Revista Brasil-Europa - Correspondência Euro-Brasileira 136/18 (2012:2)
Prof. Dr. A.A.Bispo, Dr. H. Hülskath (editores) e Conselho Científico
da
Organização de estudos de processos culturais e estudos culturais nas relações internacionais (reg. 1968)
- Academia Brasil-Europa de Ciência da Cultura e da Ciência -

e institutos integrados

© 1989 by ISMPS e.V. © Internet-edição 1998 e anos seguintes © 2012 by ISMPS e.V. Todos os direitos reservados
ISSN 1866-203X - urn:nbn:de:0161-2008020501

Doc. N° 2878




O "Gigante Adormecido" no Brasil e em Fiji
Cultural Studies e Natureza
reflexões a partir do legado de Raymond Burr (1917-1993)


Ciclo de estudos Rio 92-Sydney 2012 da A.B.E. no Pacífico Sul. Garden of The Sleeping Giant, Nadi, Fuji

 
Sleeping Giant.Fiji.Foto A.A.Bispo ©

Os trabalhos euro-brasileiros realizados no Pacífico Sul em janeiro de 2012 no âmbito dos ciclos de estudos Rio 92-Sydney 2012 da A.B.E. tiveram como objetivo retomar, sob novas perspectivas e em outros contextos, questões tratadas no congresso internacional levado a efeito pela passagem dos 500 anos do Descobrimento da América no Rio de Janeiro. (Veja Tema em Debate, nesta edição: http://www.revista.brasil-europa.eu/136/Australia-Melanesia-Brasil.html))

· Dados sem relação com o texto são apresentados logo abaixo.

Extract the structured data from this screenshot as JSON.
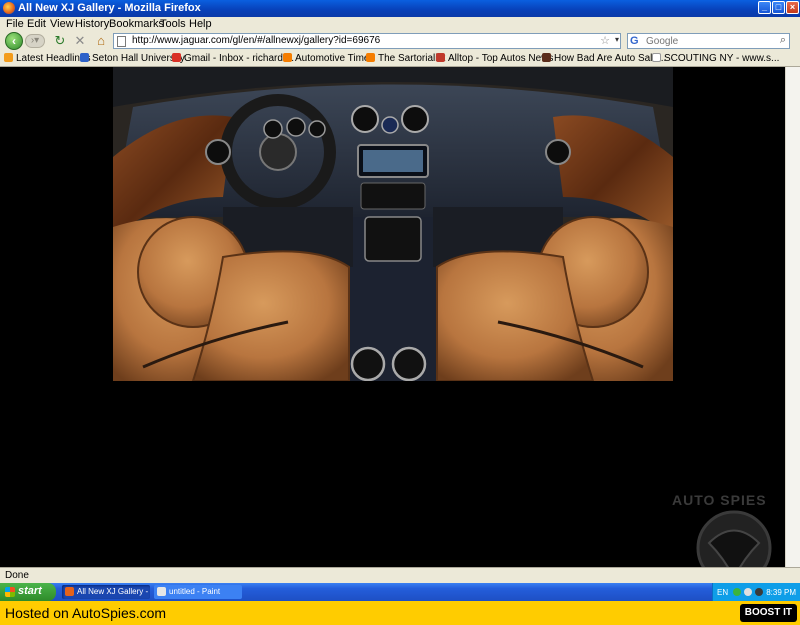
{
  "window": {
    "title": "All New XJ Gallery - Mozilla Firefox",
    "controls": [
      "minimize",
      "maximize",
      "close"
    ]
  },
  "menu": {
    "file": "File",
    "edit": "Edit",
    "view": "View",
    "history": "History",
    "bookmarks": "Bookmarks",
    "tools": "Tools",
    "help": "Help"
  },
  "nav": {
    "url": "http://www.jaguar.com/gl/en/#/allnewxj/gallery?id=69676",
    "search_engine": "G",
    "search_placeholder": "Google",
    "icons": [
      "back-icon",
      "forward-icon",
      "reload-icon",
      "stop-icon",
      "home-icon",
      "star-icon",
      "search-icon"
    ]
  },
  "bookmarks": [
    {
      "label": "Latest Headlines",
      "color": "#f39c1b"
    },
    {
      "label": "Seton Hall University",
      "color": "#2d62c9"
    },
    {
      "label": "Gmail - Inbox - richard....",
      "color": "#d93025"
    },
    {
      "label": "Automotive Times",
      "color": "#f57d00"
    },
    {
      "label": "The Sartorialist",
      "color": "#f57d00"
    },
    {
      "label": "Alltop - Top Autos News",
      "color": "#c0392b"
    },
    {
      "label": "How Bad Are Auto Sale...",
      "color": "#5b2c1a"
    },
    {
      "label": "SCOUTING NY - www.s...",
      "color": "#ffffff"
    }
  ],
  "status": {
    "text": "Done"
  },
  "taskbar": {
    "start_label": "start",
    "tasks": [
      {
        "label": "All New XJ Gallery - M...",
        "active": true
      },
      {
        "label": "untitled - Paint",
        "active": false
      }
    ],
    "tray": {
      "lang": "EN",
      "time": "8:39 PM"
    }
  },
  "watermark": {
    "text": "AUTO SPIES"
  },
  "banner": {
    "hosted_text": "Hosted on AutoSpies.com",
    "boost_label": "BOOST IT"
  },
  "colors": {
    "accent_blue": "#245edb",
    "banner_yellow": "#ffcc00",
    "leather_tan": "#b8753f"
  }
}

Correspondendo à data, as atenções foram então dirigidas aos fundamentos de processos desencadeados pelos Descobrimentos, pela colonização e pela cristianização do continente. Tratando-se de ano no qual realizou-se a Conferência do Meio Ambiente, foram considerados os problemas relacionados com a Natureza causados pelo processo determinado pela chegada dos europeus e que levou a uma destruição sem precedentes da fauna e da flora do continente, e que até hoje se prolonga de forma trágica.

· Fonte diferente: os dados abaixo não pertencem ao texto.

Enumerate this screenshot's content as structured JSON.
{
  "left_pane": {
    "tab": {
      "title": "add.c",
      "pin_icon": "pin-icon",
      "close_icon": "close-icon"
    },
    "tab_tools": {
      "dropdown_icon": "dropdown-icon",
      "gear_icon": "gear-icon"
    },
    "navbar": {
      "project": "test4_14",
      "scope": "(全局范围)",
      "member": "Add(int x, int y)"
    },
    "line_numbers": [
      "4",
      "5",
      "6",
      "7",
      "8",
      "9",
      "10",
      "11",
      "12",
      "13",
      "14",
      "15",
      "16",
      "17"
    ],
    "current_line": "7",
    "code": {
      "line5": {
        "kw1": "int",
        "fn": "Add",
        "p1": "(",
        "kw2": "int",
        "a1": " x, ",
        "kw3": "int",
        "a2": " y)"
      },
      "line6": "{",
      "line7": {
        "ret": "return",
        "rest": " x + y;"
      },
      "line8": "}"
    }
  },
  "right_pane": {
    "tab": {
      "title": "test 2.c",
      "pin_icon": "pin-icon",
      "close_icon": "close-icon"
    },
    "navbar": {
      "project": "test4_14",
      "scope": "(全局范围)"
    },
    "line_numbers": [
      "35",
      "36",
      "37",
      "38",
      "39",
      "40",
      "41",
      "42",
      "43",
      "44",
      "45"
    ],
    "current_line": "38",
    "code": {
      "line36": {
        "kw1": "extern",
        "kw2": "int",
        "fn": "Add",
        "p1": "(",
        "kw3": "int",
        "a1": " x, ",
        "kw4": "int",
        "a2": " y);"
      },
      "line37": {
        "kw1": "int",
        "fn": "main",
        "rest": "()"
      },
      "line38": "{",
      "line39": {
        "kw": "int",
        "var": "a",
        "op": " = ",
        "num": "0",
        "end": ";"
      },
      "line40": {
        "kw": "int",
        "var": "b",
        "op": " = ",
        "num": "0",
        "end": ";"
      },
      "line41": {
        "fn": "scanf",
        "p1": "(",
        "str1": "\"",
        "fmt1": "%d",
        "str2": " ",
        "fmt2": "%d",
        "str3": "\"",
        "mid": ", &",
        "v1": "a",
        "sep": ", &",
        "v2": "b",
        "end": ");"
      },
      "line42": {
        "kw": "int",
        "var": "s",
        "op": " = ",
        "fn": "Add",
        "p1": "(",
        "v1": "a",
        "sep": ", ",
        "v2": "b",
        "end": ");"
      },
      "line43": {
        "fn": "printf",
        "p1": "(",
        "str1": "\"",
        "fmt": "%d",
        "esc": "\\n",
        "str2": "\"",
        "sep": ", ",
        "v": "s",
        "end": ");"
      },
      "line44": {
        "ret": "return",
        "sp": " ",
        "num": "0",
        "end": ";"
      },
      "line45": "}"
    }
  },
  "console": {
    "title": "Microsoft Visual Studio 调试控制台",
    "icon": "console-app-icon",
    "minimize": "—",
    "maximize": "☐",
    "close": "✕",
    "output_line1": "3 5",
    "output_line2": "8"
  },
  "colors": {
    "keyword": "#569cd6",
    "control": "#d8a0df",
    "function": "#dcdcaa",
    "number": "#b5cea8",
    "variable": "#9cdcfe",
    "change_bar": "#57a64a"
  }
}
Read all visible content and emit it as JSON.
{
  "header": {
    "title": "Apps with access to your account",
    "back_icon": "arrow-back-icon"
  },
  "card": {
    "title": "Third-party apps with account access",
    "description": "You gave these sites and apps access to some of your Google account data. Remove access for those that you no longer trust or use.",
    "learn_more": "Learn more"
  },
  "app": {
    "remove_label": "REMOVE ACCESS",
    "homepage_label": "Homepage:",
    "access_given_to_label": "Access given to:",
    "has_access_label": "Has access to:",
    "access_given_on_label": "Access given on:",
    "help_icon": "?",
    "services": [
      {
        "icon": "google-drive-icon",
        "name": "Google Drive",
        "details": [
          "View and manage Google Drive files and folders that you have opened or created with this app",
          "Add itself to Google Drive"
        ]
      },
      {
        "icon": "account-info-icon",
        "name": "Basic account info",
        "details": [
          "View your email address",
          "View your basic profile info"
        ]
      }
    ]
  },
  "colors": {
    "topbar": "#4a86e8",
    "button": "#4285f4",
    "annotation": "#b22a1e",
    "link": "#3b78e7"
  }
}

O próprio nome Brasil é infelizmente derivado da exploração da madeira por comerciantes europeus e, consequentemente, da dilapidação florestal de grandes extensões da costa brasileira.

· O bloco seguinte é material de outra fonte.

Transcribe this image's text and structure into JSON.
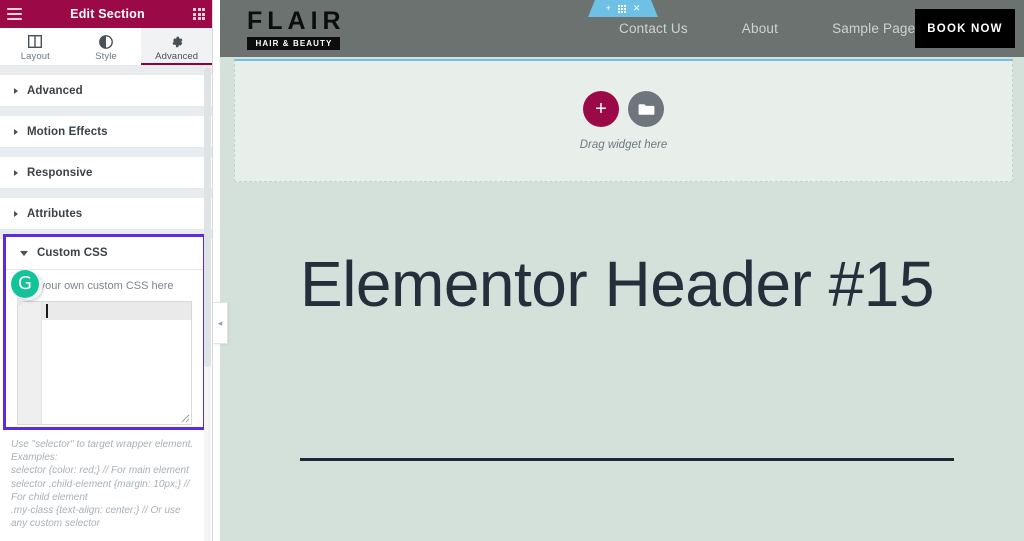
{
  "panel": {
    "header": {
      "title": "Edit Section",
      "menu_icon": "hamburger-icon",
      "widgets_icon": "grid-icon"
    },
    "tabs": [
      {
        "label": "Layout",
        "icon": "columns-icon",
        "active": false
      },
      {
        "label": "Style",
        "icon": "contrast-icon",
        "active": false
      },
      {
        "label": "Advanced",
        "icon": "gear-icon",
        "active": true
      }
    ],
    "sections": [
      {
        "label": "Advanced",
        "open": false
      },
      {
        "label": "Motion Effects",
        "open": false
      },
      {
        "label": "Responsive",
        "open": false
      },
      {
        "label": "Attributes",
        "open": false
      }
    ],
    "custom_css": {
      "label": "Custom CSS",
      "open": true,
      "field_label": "Add your own custom CSS here",
      "editor_value": "",
      "highlight_color": "#5b2be0",
      "grammarly_badge": "grammarly-icon",
      "help_text": "Use \"selector\" to target wrapper element. Examples:\nselector {color: red;} // For main element\nselector .child-element {margin: 10px;} // For child element\n.my-class {text-align: center;} // Or use any custom selector"
    },
    "collapse_handle": "◂"
  },
  "preview": {
    "site": {
      "logo_word": "FLAIR",
      "logo_tagline": "HAIR & BEAUTY",
      "nav_links": [
        "Contact Us",
        "About",
        "Sample Page"
      ],
      "cta_label": "BOOK NOW"
    },
    "section_toolbar": {
      "add_icon": "plus-icon",
      "columns_icon": "grid-icon",
      "close_icon": "close-icon"
    },
    "empty_section": {
      "add_widget_icon": "plus-circle-icon",
      "template_icon": "folder-icon",
      "drop_text": "Drag widget here"
    },
    "hero": {
      "title": "Elementor Header #15"
    }
  },
  "colors": {
    "panel_header": "#9b0a46",
    "accent_red": "#93003f",
    "highlight_purple": "#5b2be0",
    "nav_bg": "#6b7270",
    "section_tab_blue": "#6ec1e4",
    "hero_bg": "#d4e0da",
    "hero_text": "#242f3b",
    "grammarly_green": "#15c39a"
  }
}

Sleeping Giant.Fiji.Foto A.A.Bispo ©

Aspectos que relacionam essa devastação das terras americanas nos últimos 500 anos com um processo histórico ativado com a chegada dos europeus e cujas razões devem ser procuradas em análises de edifícios de concepções e imagens de antigas proveniências, foram tratados em projetos desenvolvidos nos anos que seguiram ao projeto em encontros e visitas realizadas a jardins botânicos, parques e reservas florestais de vários países.

Esses trabalhos desenvolveram-se no âmbito do programa Cultura/Natureza da A.B.E. (http://www.akademie-brasil-europa.org/Cultura-Natureza-Musica/index.html) e muitos de seus relatos foram publicados em números anteriores desta revista. Uma particular atenção foi dada aqui às relações entre as culturas indígenas e o meio ambiente.(Veja e.o. http://www.revista.brasil-europa.eu/128/Acadia-Paisagismo.html; http://www.revista.brasil-europa.eu/128/Abbe-Museum.html)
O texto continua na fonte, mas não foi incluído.